Die Straße als Kaufhaus. Immer wieder stößt man auf kleine Ansammlungen klappriger Marktstände, in denen ein buntes Durcheinander aus Spülmitteln, Kaffee, Jeans und Spielzeug umgesetzt wird. Jeder sein eigener Unternehmer: eine Art Bauchladenkapitalismus mit Dach über dem Kopf. Auf der Rampe eines monumentalen Amtsgebäudes offerieren zwei betagte Damen Schaumrollen und Strohblumen. Ein paar Schritte weiter hockt im dichten Strom der Passanten eine dick eingemummte Frau hinter einem kleinen Handwagen voller Illustrierter. Ihre ganz private rollende Trafik.

Vor der Infomationsstelle im Alten Rathaus lauert ein älterer Herr auf auskunftheischende Touristen und bietet Ansichtskarten an: „Neun Stück um nur 20 Kronen.“ Wenig später halte ich neun „Römisch-Katholische Kirchen in Brünn“ – offizieller Preis: 13 Kronen – in Händen: den mächtig über der Stadt thronenden St.-Peter-und-Pauls-Dom, die gotische St.-Jakobs-Kirche, die Maria-Himmelfahrt-Kirche nebst Augustiner-Kloster, in dem Johann Gregor Mendel die Vererbungsgesetze entdeckt hat – jeweils garniert mit Autos der Marken Škoda und Trabant. Erinnerungsstücke aus der Vergangenheit.

Und doch noch Brünner Gegenwart. Wie die langen Reihen Wartender vor den Supermärkten, die geduldig eines freiwerdenden Einkaufswagens harren. Wie das Löschblatt in dem Heftchen, das ich in einem düsteren Einkaufszentrum erstanden habe. Wie Packpapier und Schnur, mit denen flinke Verkäuferhände meine Bücher einwickeln.

Eine Reminiszenz an die Zeit vor der Plastiksackerl-Kultur. Anzeichen für Stagnation? Oder für ausgeprägtes Beharrungsvermögen?

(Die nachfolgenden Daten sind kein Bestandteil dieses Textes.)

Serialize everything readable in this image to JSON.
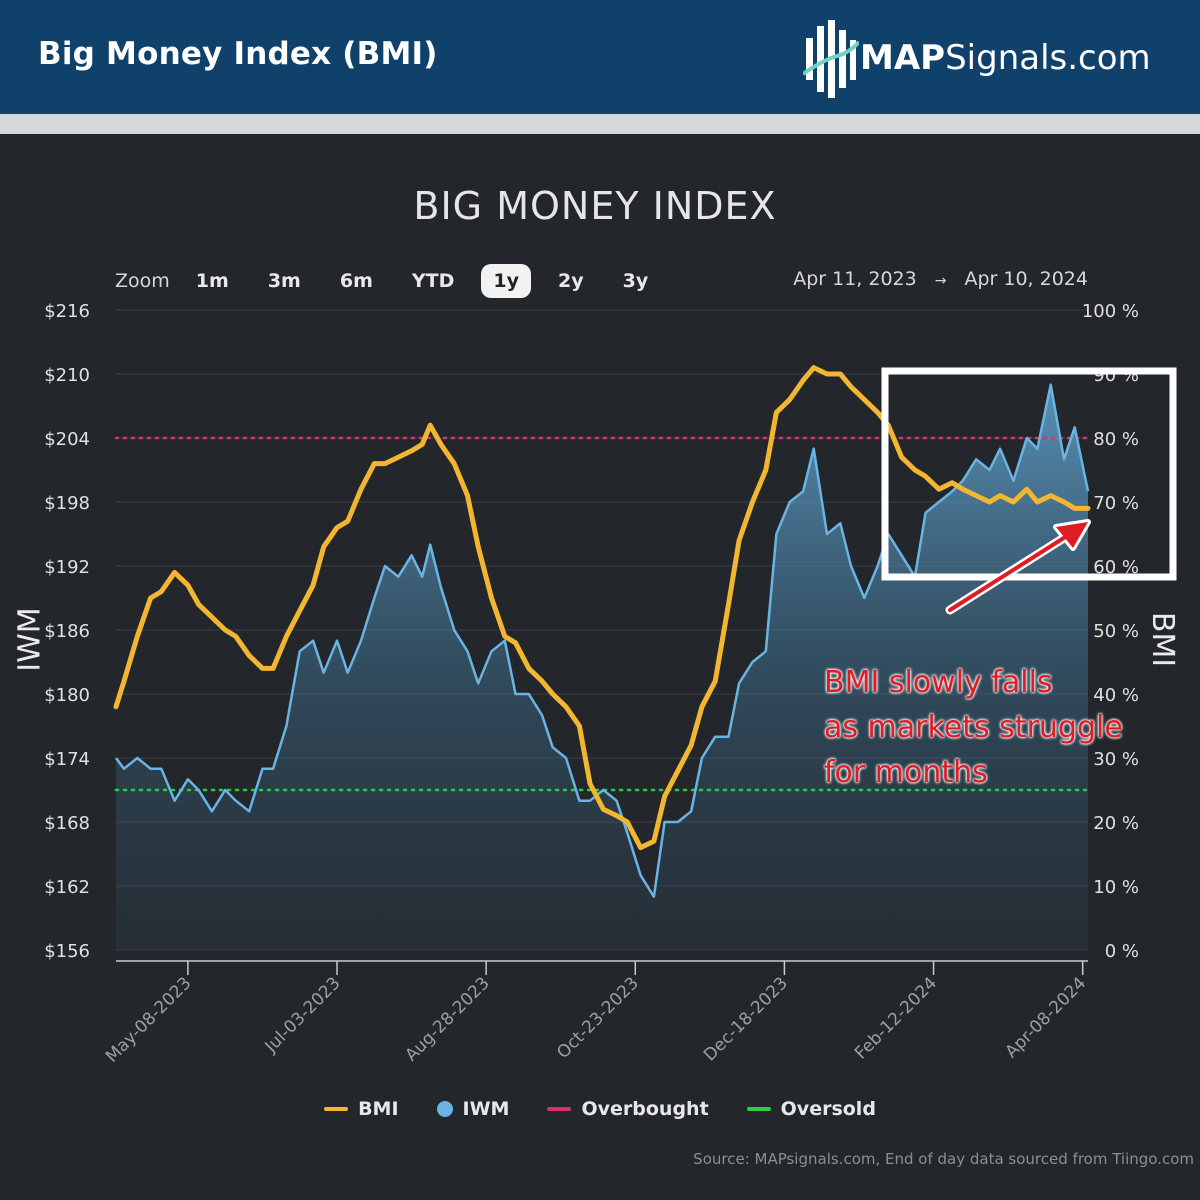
{
  "header": {
    "title": "Big Money Index (BMI)",
    "logo_strong": "MAP",
    "logo_rest": "Signals.com"
  },
  "zoom": {
    "label": "Zoom",
    "options": [
      "1m",
      "3m",
      "6m",
      "YTD",
      "1y",
      "2y",
      "3y"
    ],
    "selected": "1y"
  },
  "date_range": {
    "from": "Apr 11, 2023",
    "to": "Apr 10, 2024",
    "arrow": "→"
  },
  "annotation": {
    "lines": [
      "BMI slowly falls",
      "as markets struggle",
      "for months"
    ]
  },
  "source": "Source: MAPsignals.com, End of day data sourced from Tiingo.com",
  "colors": {
    "bmi": "#f2b630",
    "iwm": "#6ab4e4",
    "overbought": "#d6336c",
    "oversold": "#2ecc40",
    "annotation": "#e01b24"
  },
  "chart_data": {
    "type": "line",
    "title": "BIG MONEY INDEX",
    "x_range": [
      "2023-04-11",
      "2024-04-10"
    ],
    "xticks": [
      "May-08-2023",
      "Jul-03-2023",
      "Aug-28-2023",
      "Oct-23-2023",
      "Dec-18-2023",
      "Feb-12-2024",
      "Apr-08-2024"
    ],
    "y_left": {
      "label": "IWM",
      "range": [
        156,
        216
      ],
      "ticks": [
        "$216",
        "$210",
        "$204",
        "$198",
        "$192",
        "$186",
        "$180",
        "$174",
        "$168",
        "$162",
        "$156"
      ]
    },
    "y_right": {
      "label": "BMI",
      "range": [
        0,
        100
      ],
      "ticks": [
        "100 %",
        "90 %",
        "80 %",
        "70 %",
        "60 %",
        "50 %",
        "40 %",
        "30 %",
        "20 %",
        "10 %",
        "0 %"
      ]
    },
    "reference_lines": [
      {
        "name": "Overbought",
        "axis": "right",
        "value": 80
      },
      {
        "name": "Oversold",
        "axis": "right",
        "value": 25
      }
    ],
    "series": [
      {
        "name": "BMI",
        "axis": "right",
        "style": "line",
        "points": [
          [
            "2023-04-11",
            38
          ],
          [
            "2023-04-14",
            42
          ],
          [
            "2023-04-19",
            49
          ],
          [
            "2023-04-24",
            55
          ],
          [
            "2023-04-28",
            56
          ],
          [
            "2023-05-03",
            59
          ],
          [
            "2023-05-08",
            57
          ],
          [
            "2023-05-12",
            54
          ],
          [
            "2023-05-17",
            52
          ],
          [
            "2023-05-22",
            50
          ],
          [
            "2023-05-26",
            49
          ],
          [
            "2023-05-31",
            46
          ],
          [
            "2023-06-05",
            44
          ],
          [
            "2023-06-09",
            44
          ],
          [
            "2023-06-14",
            49
          ],
          [
            "2023-06-19",
            53
          ],
          [
            "2023-06-24",
            57
          ],
          [
            "2023-06-28",
            63
          ],
          [
            "2023-07-03",
            66
          ],
          [
            "2023-07-07",
            67
          ],
          [
            "2023-07-12",
            72
          ],
          [
            "2023-07-17",
            76
          ],
          [
            "2023-07-21",
            76
          ],
          [
            "2023-07-26",
            77
          ],
          [
            "2023-07-31",
            78
          ],
          [
            "2023-08-04",
            79
          ],
          [
            "2023-08-07",
            82
          ],
          [
            "2023-08-11",
            79
          ],
          [
            "2023-08-16",
            76
          ],
          [
            "2023-08-21",
            71
          ],
          [
            "2023-08-25",
            63
          ],
          [
            "2023-08-30",
            55
          ],
          [
            "2023-09-04",
            49
          ],
          [
            "2023-09-08",
            48
          ],
          [
            "2023-09-13",
            44
          ],
          [
            "2023-09-18",
            42
          ],
          [
            "2023-09-22",
            40
          ],
          [
            "2023-09-27",
            38
          ],
          [
            "2023-10-02",
            35
          ],
          [
            "2023-10-06",
            26
          ],
          [
            "2023-10-11",
            22
          ],
          [
            "2023-10-16",
            21
          ],
          [
            "2023-10-20",
            20
          ],
          [
            "2023-10-25",
            16
          ],
          [
            "2023-10-30",
            17
          ],
          [
            "2023-11-03",
            24
          ],
          [
            "2023-11-08",
            28
          ],
          [
            "2023-11-13",
            32
          ],
          [
            "2023-11-17",
            38
          ],
          [
            "2023-11-22",
            42
          ],
          [
            "2023-11-27",
            54
          ],
          [
            "2023-12-01",
            64
          ],
          [
            "2023-12-06",
            70
          ],
          [
            "2023-12-11",
            75
          ],
          [
            "2023-12-15",
            84
          ],
          [
            "2023-12-20",
            86
          ],
          [
            "2023-12-25",
            89
          ],
          [
            "2023-12-29",
            91
          ],
          [
            "2024-01-03",
            90
          ],
          [
            "2024-01-08",
            90
          ],
          [
            "2024-01-12",
            88
          ],
          [
            "2024-01-17",
            86
          ],
          [
            "2024-01-22",
            84
          ],
          [
            "2024-01-26",
            82
          ],
          [
            "2024-01-31",
            77
          ],
          [
            "2024-02-05",
            75
          ],
          [
            "2024-02-09",
            74
          ],
          [
            "2024-02-14",
            72
          ],
          [
            "2024-02-19",
            73
          ],
          [
            "2024-02-23",
            72
          ],
          [
            "2024-02-28",
            71
          ],
          [
            "2024-03-04",
            70
          ],
          [
            "2024-03-08",
            71
          ],
          [
            "2024-03-13",
            70
          ],
          [
            "2024-03-18",
            72
          ],
          [
            "2024-03-22",
            70
          ],
          [
            "2024-03-27",
            71
          ],
          [
            "2024-04-01",
            70
          ],
          [
            "2024-04-05",
            69
          ],
          [
            "2024-04-10",
            69
          ]
        ]
      },
      {
        "name": "IWM",
        "axis": "left",
        "style": "area",
        "points": [
          [
            "2023-04-11",
            174
          ],
          [
            "2023-04-14",
            173
          ],
          [
            "2023-04-19",
            174
          ],
          [
            "2023-04-24",
            173
          ],
          [
            "2023-04-28",
            173
          ],
          [
            "2023-05-03",
            170
          ],
          [
            "2023-05-08",
            172
          ],
          [
            "2023-05-12",
            171
          ],
          [
            "2023-05-17",
            169
          ],
          [
            "2023-05-22",
            171
          ],
          [
            "2023-05-26",
            170
          ],
          [
            "2023-05-31",
            169
          ],
          [
            "2023-06-05",
            173
          ],
          [
            "2023-06-09",
            173
          ],
          [
            "2023-06-14",
            177
          ],
          [
            "2023-06-19",
            184
          ],
          [
            "2023-06-24",
            185
          ],
          [
            "2023-06-28",
            182
          ],
          [
            "2023-07-03",
            185
          ],
          [
            "2023-07-07",
            182
          ],
          [
            "2023-07-12",
            185
          ],
          [
            "2023-07-17",
            189
          ],
          [
            "2023-07-21",
            192
          ],
          [
            "2023-07-26",
            191
          ],
          [
            "2023-07-31",
            193
          ],
          [
            "2023-08-04",
            191
          ],
          [
            "2023-08-07",
            194
          ],
          [
            "2023-08-11",
            190
          ],
          [
            "2023-08-16",
            186
          ],
          [
            "2023-08-21",
            184
          ],
          [
            "2023-08-25",
            181
          ],
          [
            "2023-08-30",
            184
          ],
          [
            "2023-09-04",
            185
          ],
          [
            "2023-09-08",
            180
          ],
          [
            "2023-09-13",
            180
          ],
          [
            "2023-09-18",
            178
          ],
          [
            "2023-09-22",
            175
          ],
          [
            "2023-09-27",
            174
          ],
          [
            "2023-10-02",
            170
          ],
          [
            "2023-10-06",
            170
          ],
          [
            "2023-10-11",
            171
          ],
          [
            "2023-10-16",
            170
          ],
          [
            "2023-10-20",
            167
          ],
          [
            "2023-10-25",
            163
          ],
          [
            "2023-10-30",
            161
          ],
          [
            "2023-11-03",
            168
          ],
          [
            "2023-11-08",
            168
          ],
          [
            "2023-11-13",
            169
          ],
          [
            "2023-11-17",
            174
          ],
          [
            "2023-11-22",
            176
          ],
          [
            "2023-11-27",
            176
          ],
          [
            "2023-12-01",
            181
          ],
          [
            "2023-12-06",
            183
          ],
          [
            "2023-12-11",
            184
          ],
          [
            "2023-12-15",
            195
          ],
          [
            "2023-12-20",
            198
          ],
          [
            "2023-12-25",
            199
          ],
          [
            "2023-12-29",
            203
          ],
          [
            "2024-01-03",
            195
          ],
          [
            "2024-01-08",
            196
          ],
          [
            "2024-01-12",
            192
          ],
          [
            "2024-01-17",
            189
          ],
          [
            "2024-01-22",
            192
          ],
          [
            "2024-01-26",
            195
          ],
          [
            "2024-01-31",
            193
          ],
          [
            "2024-02-05",
            191
          ],
          [
            "2024-02-09",
            197
          ],
          [
            "2024-02-14",
            198
          ],
          [
            "2024-02-19",
            199
          ],
          [
            "2024-02-23",
            200
          ],
          [
            "2024-02-28",
            202
          ],
          [
            "2024-03-04",
            201
          ],
          [
            "2024-03-08",
            203
          ],
          [
            "2024-03-13",
            200
          ],
          [
            "2024-03-18",
            204
          ],
          [
            "2024-03-22",
            203
          ],
          [
            "2024-03-27",
            209
          ],
          [
            "2024-04-01",
            202
          ],
          [
            "2024-04-05",
            205
          ],
          [
            "2024-04-10",
            199
          ]
        ]
      }
    ],
    "legend": [
      "BMI",
      "IWM",
      "Overbought",
      "Oversold"
    ],
    "grid": true,
    "legend_position": "bottom"
  }
}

Disparate Eindrücke bleiben zurück. Ein Besuch in Brünn als Begegnung mit einer unbekannten Altbekannten, Begegnung mit einer Stadt, die erst allmählich aus dem Koma vergangener Jahrzehnte zu erwachen scheint. Immer schön langsam. Wienerisch gesagt: „pomali“. Ein lautmalerisches Wort. Dem Tschechischen entlehnt.